Nuits blanches #4

Entre chien et loup

Le soleil du mois de juin daigne enfin montrer ses rayons.
Nuit blanche.
Je m’arrête pour le contempler sur le pas d’une chambre vitrée.
La nuit s’achève enfin, les cauchemars et les ombres sont loin, Cendrillon a remballé son carrosse, les vampires n’ont qu’à bien se tenir.
Mes yeux se portent sur le corps que l’on distingue à peine sous les amas de câbles, sondes, cathéter, pansements en tout genre. Rapide tour du lit. Je décrypte le langage muet du corps : jaune d’or dans la sonde urinaire, rouge tirant sur le rosée dans le redon , vert sombre de la bile dans la sonde gastrique, peau rosée ou bien zébrée de marbrure, musicalité de toute sa mécanique souterraine.
Au dessus de sa tête le scope a cessé de hurler, les oscillations bleutées et régulières sur l’écran présagent d’une mer calme.
Un sourire se dessine sur mes lèvres : je savoure notre victoire. On ne se connaît pas, les présentations n’ont pas été faites (la narcose ne fait pas de lui quelqu’un de très bavard) mais nous avons formé une bonne équipe.
Ré-animation, re-animer, re donner vie.
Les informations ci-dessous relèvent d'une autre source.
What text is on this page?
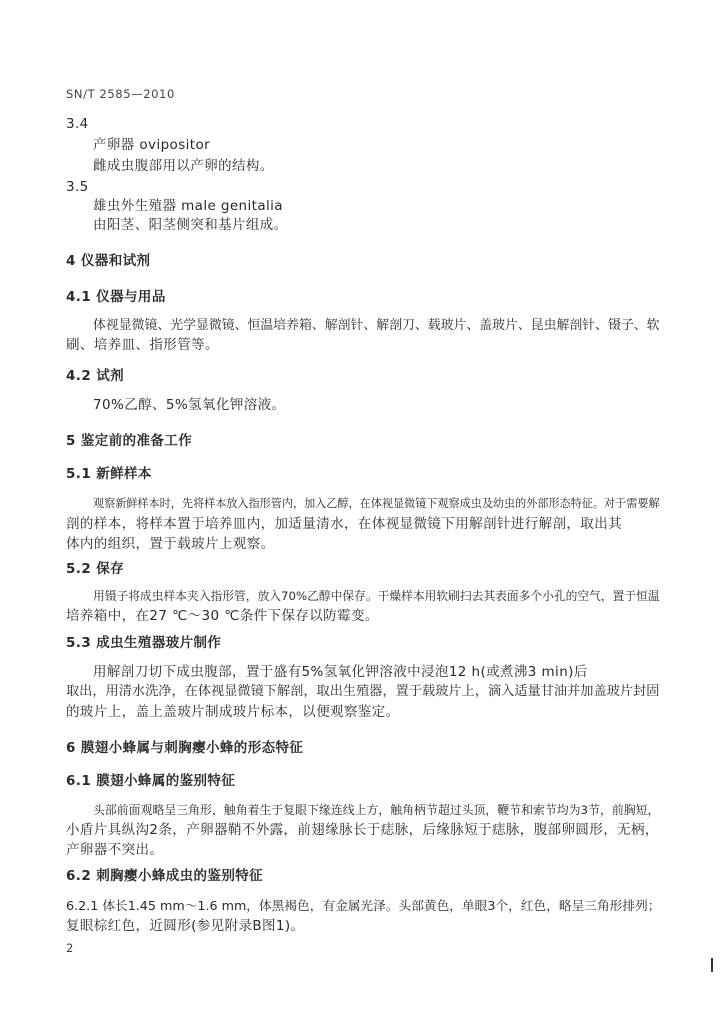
SN/T 2585—2010
3.4
产卵器 ovipositor
雌成虫腹部用以产卵的结构。
3.5
雄虫外生殖器 male genitalia
由阳茎、阳茎侧突和基片组成。
4 仪器和试剂
4.1 仪器与用品
体视显微镜、光学显微镜、恒温培养箱、解剖针、解剖刀、载玻片、盖玻片、昆虫解剖针、镊子、软
刷、培养皿、指形管等。
4.2 试剂
70%乙醇、5%氢氧化钾溶液。
5 鉴定前的准备工作
5.1 新鲜样本
观察新鲜样本时，先将样本放入指形管内，加入乙醇，在体视显微镜下观察成虫及幼虫的外部形态特征。对于需要解
剖的样本，将样本置于培养皿内，加适量清水，在体视显微镜下用解剖针进行解剖，取出其
体内的组织，置于载玻片上观察。
5.2 保存
用镊子将成虫样本夹入指形管，放入70%乙醇中保存。干燥样本用软刷扫去其表面多个小孔的空气，置于恒温
培养箱中，在27 ℃～30 ℃条件下保存以防霉变。
5.3 成虫生殖器玻片制作
用解剖刀切下成虫腹部，置于盛有5%氢氧化钾溶液中浸泡12 h(或煮沸3 min)后
取出，用清水洗净，在体视显微镜下解剖，取出生殖器，置于载玻片上，滴入适量甘油并加盖玻片封固
的玻片上，盖上盖玻片制成玻片标本，以便观察鉴定。
6 膜翅小蜂属与刺胸瘿小蜂的形态特征
6.1 膜翅小蜂属的鉴别特征
头部前面观略呈三角形，触角着生于复眼下缘连线上方，触角柄节超过头顶，鞭节和索节均为3节，前胸短，
小盾片具纵沟2条，产卵器鞘不外露，前翅缘脉长于痣脉，后缘脉短于痣脉，腹部卵圆形，无柄，
产卵器不突出。
6.2 刺胸瘿小蜂成虫的鉴别特征
6.2.1 体长1.45 mm～1.6 mm，体黑褐色，有金属光泽。头部黄色，单眼3个，红色，略呈三角形排列；
复眼棕红色，近圆形(参见附录B图1)。
2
Mes patients de cette nuit sont des morts vivants, entre la vie et la mort ou entre la mort et la vie, question de point de vue.
Dans ma tête je fait le compte rapide de mes troupes : une seule perte à déplorer sur la nuit.
J’ai clos ses paupières, éteins le scope. Pénombre de la chambre ou l’infirmière s’affaire à lui redonner un peu de son humanité.
« Il faut que tu prévienne sa femme »
La tonalité s’attarde, trop longue, on tarde à répondre. Le combiné est décroché. Silence au bout du fil. Je perçois tout juste le souffle ténu d’une respiration encore imprégnée de sommeil.
« Bonjour je suis le médecin de garde en réanimation.
Crispation palpable: elle a compris que je n’appelait pas pour lui annoncer des bonnes nouvelles…
-Excusez moi de vous réveiller à cette heure tardive, vous êtes bien la femme de monsieur S…? »
-Oui
– Vous êtes venue le voir hier, mon collègue a du vous expliquer que son état était très grave.
Gagner quelques secondes, quelques bouffées d’air avant de plonger. Puis d’une traite sans reprendre mon souffle:
– Il est décédé
Ouf ça y‘ est c’est dit.
– On a fait tout ce qu’on a pu, il n’a pas souffert.
Besoin illusoire d’instiller un peu de douceur dans la violence des paroles prononcées.
– Vous pouvez venir quand vous voulez, on vous expliquera la suite »
J’attends qu’elle raccroche, de nouveau le bruit mat du combiné au bout du fil.
Soulagement du devoir accompli. Je regarde le téléphone que j’ai consciencieusement reposé sur le bureau devant moi. Je réalise seulement que je ne connais ni son nom ni son visage, à peine le timbre de sa voix entrecoupant mon laborieux monologue…
L’arrivée de mon premier collègue me tire de mes pensées, présence réconfortante.
« Comment s’est passée ta garde? »
Je lui réponds à peine, nous nous comprenons à demi mots.
Commence alors la passation de relais. Pendant presque une heure nous nous racontons des histoires, celles de nos patients. Série de chiffres, sur lesquels je concentre mon esprit embrumé par l’absence de sommeil, qui dressent le rapport quantifiable du travail de la nuit.
Enfin le café brûlant, petit déjeuner gargantuesque. Fous rires, on refait le monde, l’entente est tacite. J’oublie la fatigue qui étire mes traits en compagnie de mes maîtres, mes compagnons de route, mes élèves.
Je jette un œil par la fenêtre, le soleil est déjà haut dans le ciel:
Midi, il est tant de laisser mon tour de garde.